The life of an independent musician in New York City is filled with euphoric highs and resounding lows. Jack Tangney and Chris Davies know all this all too well, as the two childhood friends have been cruising on the industry’s choppy surf and have come out on the other end with the musical project The Caption. It’s a venture that combines both of their skill sets, including Tagney’s performance know-how (he competed on season three on NBC’s The Voice) and Davies’ expertise working as a producer and studio engineer.
The result of their collaboration is a heartfelt project filled with meaningful lyrics and catchy melodies, with both qualities front and center on their debut single, the emotive track “Crutch.” Here, the two talk about their creative process, how sadness can sometimes be beautiful, and what it’s really like to be on a show like The Voice.
How did you guys get together?
Chris: I had known Jack going back for a bit. We grew up in Long Island together and were in the same circles. A couple years ago, Jack came to me with a tune he was working on, and we started collaborating on really small piano and acoustic guitar stuff, and it just organically blew up from there. We realized we really enjoyed the way the process evolved.
What were your earliest inspirations that spurred the original sounds of your collaboration?

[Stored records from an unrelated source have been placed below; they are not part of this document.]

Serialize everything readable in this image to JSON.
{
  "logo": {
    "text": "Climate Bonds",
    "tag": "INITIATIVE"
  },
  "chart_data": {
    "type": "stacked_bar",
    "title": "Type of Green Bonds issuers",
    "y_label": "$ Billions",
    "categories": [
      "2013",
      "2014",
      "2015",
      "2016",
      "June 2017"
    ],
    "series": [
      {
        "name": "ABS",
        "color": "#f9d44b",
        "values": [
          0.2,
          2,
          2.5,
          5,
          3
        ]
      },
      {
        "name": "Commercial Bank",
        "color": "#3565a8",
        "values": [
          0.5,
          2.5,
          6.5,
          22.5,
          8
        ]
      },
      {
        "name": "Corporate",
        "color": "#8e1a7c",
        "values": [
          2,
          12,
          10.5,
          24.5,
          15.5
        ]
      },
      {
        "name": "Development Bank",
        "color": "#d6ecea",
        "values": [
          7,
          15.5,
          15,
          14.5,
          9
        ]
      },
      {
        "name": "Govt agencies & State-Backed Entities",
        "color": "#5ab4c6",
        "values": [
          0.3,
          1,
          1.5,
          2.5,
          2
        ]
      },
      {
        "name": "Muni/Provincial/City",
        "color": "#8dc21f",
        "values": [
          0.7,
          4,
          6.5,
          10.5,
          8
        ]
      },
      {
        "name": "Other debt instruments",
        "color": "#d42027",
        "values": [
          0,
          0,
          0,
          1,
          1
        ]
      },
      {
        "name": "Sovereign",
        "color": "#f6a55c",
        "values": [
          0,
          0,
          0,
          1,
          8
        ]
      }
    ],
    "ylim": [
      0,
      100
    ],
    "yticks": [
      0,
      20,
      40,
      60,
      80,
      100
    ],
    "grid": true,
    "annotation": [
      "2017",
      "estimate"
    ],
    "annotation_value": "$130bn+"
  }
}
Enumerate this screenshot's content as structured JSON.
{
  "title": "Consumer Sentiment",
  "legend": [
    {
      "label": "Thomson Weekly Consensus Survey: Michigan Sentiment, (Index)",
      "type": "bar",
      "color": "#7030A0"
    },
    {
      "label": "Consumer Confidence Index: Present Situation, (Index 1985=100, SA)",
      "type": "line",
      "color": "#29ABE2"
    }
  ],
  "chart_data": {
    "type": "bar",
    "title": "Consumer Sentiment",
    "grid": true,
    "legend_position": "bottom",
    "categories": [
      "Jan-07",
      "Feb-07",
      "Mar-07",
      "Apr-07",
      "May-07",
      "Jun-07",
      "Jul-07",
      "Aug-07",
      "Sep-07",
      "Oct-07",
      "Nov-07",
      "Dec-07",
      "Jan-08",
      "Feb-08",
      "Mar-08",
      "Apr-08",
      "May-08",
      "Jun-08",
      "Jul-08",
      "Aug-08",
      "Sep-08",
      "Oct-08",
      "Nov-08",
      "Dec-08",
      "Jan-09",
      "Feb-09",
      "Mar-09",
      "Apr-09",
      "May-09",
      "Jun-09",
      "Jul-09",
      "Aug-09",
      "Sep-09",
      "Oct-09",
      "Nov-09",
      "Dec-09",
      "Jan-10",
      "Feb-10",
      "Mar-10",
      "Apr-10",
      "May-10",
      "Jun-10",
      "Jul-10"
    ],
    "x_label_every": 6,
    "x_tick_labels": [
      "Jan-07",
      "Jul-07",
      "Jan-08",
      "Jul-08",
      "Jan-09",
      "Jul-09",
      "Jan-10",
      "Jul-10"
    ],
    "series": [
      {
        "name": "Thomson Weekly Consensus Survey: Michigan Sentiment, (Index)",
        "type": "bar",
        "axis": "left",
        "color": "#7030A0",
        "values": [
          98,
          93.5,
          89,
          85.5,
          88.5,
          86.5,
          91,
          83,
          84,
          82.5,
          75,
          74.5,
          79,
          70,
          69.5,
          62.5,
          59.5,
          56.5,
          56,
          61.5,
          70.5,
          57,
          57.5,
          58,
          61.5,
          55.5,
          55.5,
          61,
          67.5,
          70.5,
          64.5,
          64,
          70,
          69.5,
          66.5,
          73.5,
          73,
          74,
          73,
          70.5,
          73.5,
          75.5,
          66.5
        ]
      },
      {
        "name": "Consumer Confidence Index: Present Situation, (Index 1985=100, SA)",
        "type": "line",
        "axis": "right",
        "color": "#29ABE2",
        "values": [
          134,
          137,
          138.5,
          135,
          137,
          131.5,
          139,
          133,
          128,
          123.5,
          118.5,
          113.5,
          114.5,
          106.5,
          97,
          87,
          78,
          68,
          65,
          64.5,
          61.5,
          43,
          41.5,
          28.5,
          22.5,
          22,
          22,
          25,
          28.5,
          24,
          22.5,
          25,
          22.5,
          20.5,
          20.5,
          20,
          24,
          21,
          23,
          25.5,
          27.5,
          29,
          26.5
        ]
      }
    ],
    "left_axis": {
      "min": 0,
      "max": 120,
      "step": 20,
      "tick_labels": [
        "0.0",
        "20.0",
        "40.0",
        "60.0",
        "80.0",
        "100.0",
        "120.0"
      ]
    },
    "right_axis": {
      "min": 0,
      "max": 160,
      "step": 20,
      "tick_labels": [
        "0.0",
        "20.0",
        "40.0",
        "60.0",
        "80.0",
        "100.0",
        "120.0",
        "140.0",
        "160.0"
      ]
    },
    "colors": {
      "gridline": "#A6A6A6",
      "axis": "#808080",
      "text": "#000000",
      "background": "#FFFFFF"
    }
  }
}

Jack: When I was growing up, I was a real sucker for singer-songwriters. Female vocalists like Fiona Apple, Bjork or Robyn. They had this emotiveness I’m always after. I like people who put it all on the line. Chris and I didn’t have too much musical taste in common growing up, but what’s cool about this is that it’s less about a style we were chasing. It was a project about honesty and lyrical intention, and that was the basis of it. Crying it out in the studio and then the other guy in the studio saying, “Hey, I think you missed something there.” It was about making sadness into something beautiful.
Jack, you were on The Voice. That sounds like an incredible experience. Tell me about it.
Jack: That was actually an overwhelmingly positive experience for me. What they don’t show you on television is that you’re sequestered at the hotel with two hundred really talented, ambitious musicians. It’s like a boot-camp and it’s one of the best networking opportunities I ever had. You have people from all across the country doing the same thing in the same place. It was a lot of appreciating how hard some people were working to make music happen in their life. At the same time, I realized the reality TV circuit was not for me at all. It made me go home and center on actually what I want to do with my time as a musician.
What’s your creative process? How do you go about crafting songs? Does someone handle the lyrics and someone else handles the music? How does that dynamic work?
Chris: This is probably the only project I’ve ever been in which is one hundred percent democracy. Especially being a producer and studio engineer where you learn how to compromise. Every creative decision has been completely 50/50 down the middle. Who knows if it will keep happening… maybe down the line, Jack and I will kill each other over something [laughs]. We have a similar creative language; it’s a feeling and not so much a specific technique. When we were writing lyrics, we’d jot out pages and pages of stuff and then sort through it. Sometimes I’d basically put my soul on the page and I’d hear, “That’s dogshit, keep writing.” There’s a folder somewhere of legal pads and legal pads of failed songs because we have to be completely happy with every line.
Jack: There’s a brutal honesty between us.
Tell me a little about “Crutch,” the debut song.
Jack: So, “Crutch” was kind of a sleeper for us for a second. We didn’t know what we wanted to do with it. We liked it but we weren’t sure where the drums or other instruments were going. We were thinking about keeping it real simple with just piano and vocals. Through the grapevine we met a string arranger by the name of Mitchell McCarthy and he found the wavelength we were looking for. The strings on top of it is this wonderful cap. The song itself is this resignation where you’re too tired to be mad anymore. It’s about a lot of heartbreak, and a lot of loss. At the end of that when you run out of all of those emotions, it’s about accounting for how you got there. It’s about taking stock in where you are.
And this is your first song? Is that nerve wracking to unleash your very first song onto the world?
Chris: It is a little bit in a really boring way. We realized really quickly that just throwing songs online isn’t an effective way to spend your time. So what we tried to do was we tried to create a lot of collaborations with other artists, visual artists especially, and have a little bit of a community of people who work on videos with us and have really beautiful solutions to problems that are in the music industry. Like, we need a graphic designer for a lyric video so we hired a calligrapher and he wrote the lyrics on an eight foot piece of Plexiglas. We’re trying to turn the digital space in this project into something a little more organic and beautiful, and create a dialogue with other talented people. What makes music work for me is the connections with other talented people, and to sort of watch them do their thing, and be privileged enough to watch it.
Jack: At the end of the day, this is a super satisfying project to work on. Getting the feedback we’ve gotten… That, to me, is a bigger reward than anything else. No matter what happens, the project has already been a resounding success thanks to the really wonderful people we’ve met and worked with along the way.